J’ai décou­vert le tra­vail de Cindy Sher­man en 2008 grâce à la chanteuse pop irlandaise Róisín Mur­phy, qui avait entre­pris de pas­tich­er cer­taines pho­togra­phies des séries Unti­tled Film Stills (1977–1980) et Centerfolds/Horizontals (1981) dans le clip de son sin­gle You Know Me Bet­ter. L’ancienne vocal­iste de Moloko y est filmée dans une mai­son lon­doni­enne, affublée d’improbables cos­tumes et per­ruques qui ressus­ci­tent un cer­tain imag­i­naire visuel de l’Amérique des années 1950. La star y mul­ti­plie les pos­es sophis­tiquées au milieu d’un espace domes­tique des plus quo­ti­di­ens, de la même manière qu’elle arpen­tait dans une robe impos­si­ble la jun­gle urbaine inhos­pi­tal­ière de son clip précé­dent, Over­pow­ered. Mais con­traire­ment à la déam­bu­la­tion hyp­no­tique d’Over­pow­ered, You Know Me Bet­ter a ceci de para­dox­al que la mar­tiale pul­sa­tion euro­dance de la chan­son et l’extase mélodique atteinte par son refrain se retrou­vent comme anesthésiées par une mise en images extrême­ment sta­tique. Le réal­isa­teur Jaron Albertin a beau essay­er d’animer ces vignettes par des mou­ve­ments de caméra, les sit­u­a­tions inspirées des pho­togra­phies de Sher­man dans lesquelles est placée Mur­phy (regarder par la fenêtre, lâch­er ses sacs de cours­es, boire un café, rester prostrée au sol, pleur­er) ne se prê­tent ni à la scan­sion ryth­mique, ni à la choré­gra­phie, ni à la mise en bran­le d’une action : ce sont des moments de sus­pen­sion, de pause, dont la puis­sance pic­turale évi­dente en pho­togra­phie est dif­fi­cile­ment trans­pos­able une fois l’image ani­mée.
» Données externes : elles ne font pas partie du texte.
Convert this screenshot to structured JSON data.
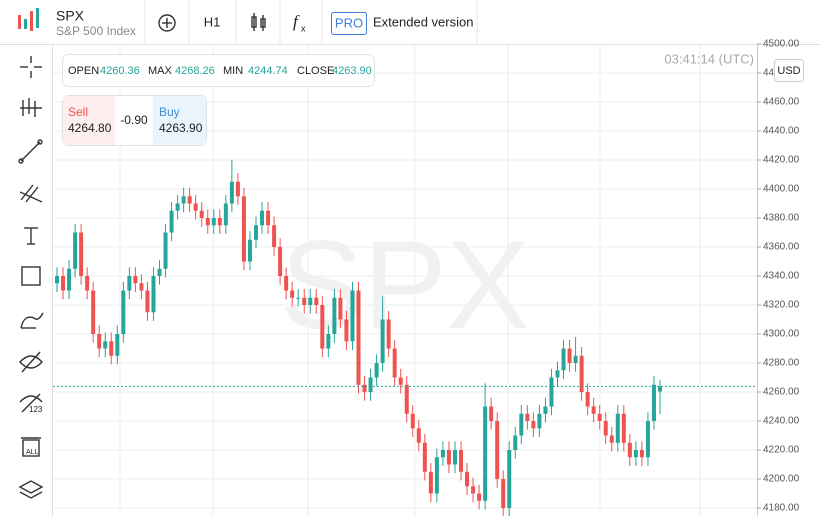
{
  "ui": {
    "symbol": "SPX",
    "symbol_name": "S&P 500 Index",
    "timeframe": "H1",
    "pro": "PRO",
    "extended": "Extended version",
    "ohlc": {
      "open_label": "OPEN",
      "open": "4260.36",
      "max_label": "MAX",
      "max": "4268.26",
      "min_label": "MIN",
      "min": "4244.74",
      "close_label": "CLOSE",
      "close": "4263.90"
    },
    "trade": {
      "sell_label": "Sell",
      "sell": "4264.80",
      "spread": "-0.90",
      "buy_label": "Buy",
      "buy": "4263.90"
    },
    "clock": "03:41:14 (UTC)",
    "currency": "USD"
  },
  "chart_data": {
    "type": "candlestick",
    "watermark": "SPX",
    "up_color": "#26a69a",
    "down_color": "#ef5350",
    "grid": true,
    "ylim": [
      4174.5,
      4500
    ],
    "yticks": [
      {
        "value": 4180,
        "label": "4180.00"
      },
      {
        "value": 4200,
        "label": "4200.00"
      },
      {
        "value": 4220,
        "label": "4220.00"
      },
      {
        "value": 4240,
        "label": "4240.00"
      },
      {
        "value": 4260,
        "label": "4260.00"
      },
      {
        "value": 4280,
        "label": "4280.00"
      },
      {
        "value": 4300,
        "label": "4300.00"
      },
      {
        "value": 4320,
        "label": "4320.00"
      },
      {
        "value": 4340,
        "label": "4340.00"
      },
      {
        "value": 4360,
        "label": "4360.00"
      },
      {
        "value": 4380,
        "label": "4380.00"
      },
      {
        "value": 4400,
        "label": "4400.00"
      },
      {
        "value": 4420,
        "label": "4420.00"
      },
      {
        "value": 4440,
        "label": "4440.00"
      },
      {
        "value": 4460,
        "label": "4460.00"
      },
      {
        "value": 4480,
        "label": "4480.00"
      },
      {
        "value": 4500,
        "label": "4500.00"
      }
    ],
    "open": [
      4335,
      4340,
      4330,
      4345,
      4370,
      4340,
      4330,
      4300,
      4290,
      4295,
      4285,
      4300,
      4330,
      4340,
      4335,
      4330,
      4315,
      4340,
      4345,
      4370,
      4385,
      4390,
      4395,
      4390,
      4385,
      4380,
      4375,
      4380,
      4375,
      4390,
      4405,
      4395,
      4350,
      4365,
      4375,
      4385,
      4375,
      4360,
      4340,
      4330,
      4325,
      4325,
      4320,
      4325,
      4320,
      4290,
      4300,
      4325,
      4310,
      4295,
      4330,
      4265,
      4260,
      4270,
      4280,
      4310,
      4290,
      4270,
      4265,
      4245,
      4235,
      4225,
      4205,
      4190,
      4215,
      4220,
      4210,
      4220,
      4205,
      4195,
      4190,
      4185,
      4250,
      4240,
      4200,
      4180,
      4220,
      4230,
      4245,
      4240,
      4235,
      4245,
      4250,
      4270,
      4275,
      4290,
      4280,
      4285,
      4260,
      4250,
      4245,
      4240,
      4230,
      4225,
      4245,
      4225,
      4215,
      4220,
      4215,
      4240,
      4260.36
    ],
    "high": [
      4346,
      4346,
      4351,
      4376,
      4376,
      4346,
      4336,
      4306,
      4301,
      4301,
      4306,
      4336,
      4346,
      4346,
      4341,
      4336,
      4346,
      4351,
      4376,
      4391,
      4396,
      4401,
      4401,
      4396,
      4391,
      4386,
      4386,
      4386,
      4396,
      4420,
      4411,
      4401,
      4371,
      4381,
      4391,
      4391,
      4381,
      4366,
      4346,
      4336,
      4331,
      4331,
      4331,
      4331,
      4326,
      4306,
      4331,
      4331,
      4316,
      4336,
      4336,
      4271,
      4276,
      4286,
      4326,
      4316,
      4296,
      4276,
      4271,
      4251,
      4241,
      4231,
      4211,
      4221,
      4226,
      4226,
      4226,
      4226,
      4211,
      4201,
      4196,
      4266,
      4256,
      4246,
      4206,
      4226,
      4236,
      4251,
      4251,
      4246,
      4251,
      4256,
      4276,
      4281,
      4296,
      4296,
      4298,
      4291,
      4266,
      4256,
      4251,
      4246,
      4236,
      4251,
      4251,
      4231,
      4226,
      4226,
      4246,
      4271,
      4268.26
    ],
    "low": [
      4329,
      4324,
      4324,
      4339,
      4334,
      4324,
      4294,
      4284,
      4284,
      4279,
      4279,
      4294,
      4324,
      4329,
      4324,
      4309,
      4309,
      4334,
      4339,
      4364,
      4379,
      4384,
      4384,
      4379,
      4374,
      4369,
      4369,
      4369,
      4369,
      4384,
      4389,
      4344,
      4344,
      4359,
      4369,
      4369,
      4354,
      4334,
      4324,
      4319,
      4319,
      4314,
      4314,
      4314,
      4284,
      4284,
      4294,
      4304,
      4289,
      4289,
      4259,
      4254,
      4254,
      4264,
      4274,
      4284,
      4264,
      4259,
      4239,
      4229,
      4219,
      4199,
      4184,
      4184,
      4209,
      4204,
      4204,
      4199,
      4189,
      4184,
      4179,
      4179,
      4234,
      4194,
      4174,
      4174,
      4214,
      4224,
      4234,
      4229,
      4229,
      4239,
      4244,
      4264,
      4269,
      4274,
      4274,
      4254,
      4244,
      4239,
      4234,
      4224,
      4219,
      4219,
      4219,
      4209,
      4209,
      4209,
      4209,
      4234,
      4244.74
    ],
    "close": [
      4340,
      4330,
      4345,
      4370,
      4340,
      4330,
      4300,
      4290,
      4295,
      4285,
      4300,
      4330,
      4340,
      4335,
      4330,
      4315,
      4340,
      4345,
      4370,
      4385,
      4390,
      4395,
      4390,
      4385,
      4380,
      4375,
      4380,
      4375,
      4390,
      4405,
      4395,
      4350,
      4365,
      4375,
      4385,
      4375,
      4360,
      4340,
      4330,
      4325,
      4325,
      4320,
      4325,
      4320,
      4290,
      4300,
      4325,
      4310,
      4295,
      4330,
      4265,
      4260,
      4270,
      4280,
      4310,
      4290,
      4270,
      4265,
      4245,
      4235,
      4225,
      4205,
      4190,
      4215,
      4220,
      4210,
      4220,
      4205,
      4195,
      4190,
      4185,
      4250,
      4240,
      4200,
      4180,
      4220,
      4230,
      4245,
      4240,
      4235,
      4245,
      4250,
      4270,
      4275,
      4290,
      4280,
      4285,
      4260,
      4250,
      4245,
      4240,
      4230,
      4225,
      4245,
      4225,
      4215,
      4220,
      4215,
      4240,
      4265,
      4263.9
    ]
  }
}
Le pre­mier des nom­breux para­dox­es de l’œuvre de Cindy Sher­man est con­tenu dans ce clip et dans les quelques rares pro­duc­tions audio­vi­suelles de l’artiste (doll­clothes, 1975 ; Office Killer, 1997) : c’est une œuvre à la fois irriguée par un imag­i­naire venu du ciné­ma et con­di­tion­née par la fix­ité du médi­um pho­tographique.

Fictions immobiles

Dans l’introduction de la pub­li­ca­tion inté­grale de la série Unti­tled Film Stills[ref]Cindy Sher­man, The Com­plete Unti­tled Film Stills, New York, The Muse­um of Mod­ern Art, 2003, 164 p.[/ref], Sher­man racon­te avoir été forte­ment frap­pée ado­les­cente par sa décou­verte de La Jetée de Chris Mark­er. Ce n’est prob­a­ble­ment pas un hasard si ses pre­mières œuvres sem­blent s’inscrire dans un élan sim­i­laire : pro­duire du cinéma/de la fic­tion à par­tir d’images fix­es. On décou­vre des traces embry­on­naires de cette démarche dans le court-métrage doll­clothes, où Sher­man ani­me une poupée de papi­er dévêtue à la recherche d’une tenue, puis dans l’installation A Play of Selves (1976) qui con­stru­it en 72 scènes une fic­tion en qua­tre actes dont tous les per­son­nages – hommes et femmes – sont des sil­hou­ettes découpées et col­lées, toutes inter­prétées par l’artiste. La fas­ci­na­tion immé­di­ate sus­citée par la plu­part des pre­mières séries célèbres de Sher­man – les deux sus­nom­mées, ain­si que Rear Screen Pro­jec­tions (1980), Pink Robes & Col­or Stud­ies (1982) et Fairy Tales (1985) –, qu’elles s’inspirent ou non du ciné­ma, provient effec­tive­ment de leur capac­ité à met­tre en bran­le un espace fic­tion­nel à par­tir d’une seule image : plus que les « pho­togra­phies de plateau » sug­gérées par le titre de la série Unti­tled Film Stills, elles évo­quent des pho­togrammes, autour desquels le spec­ta­teur se sur­prend à bâtir un film.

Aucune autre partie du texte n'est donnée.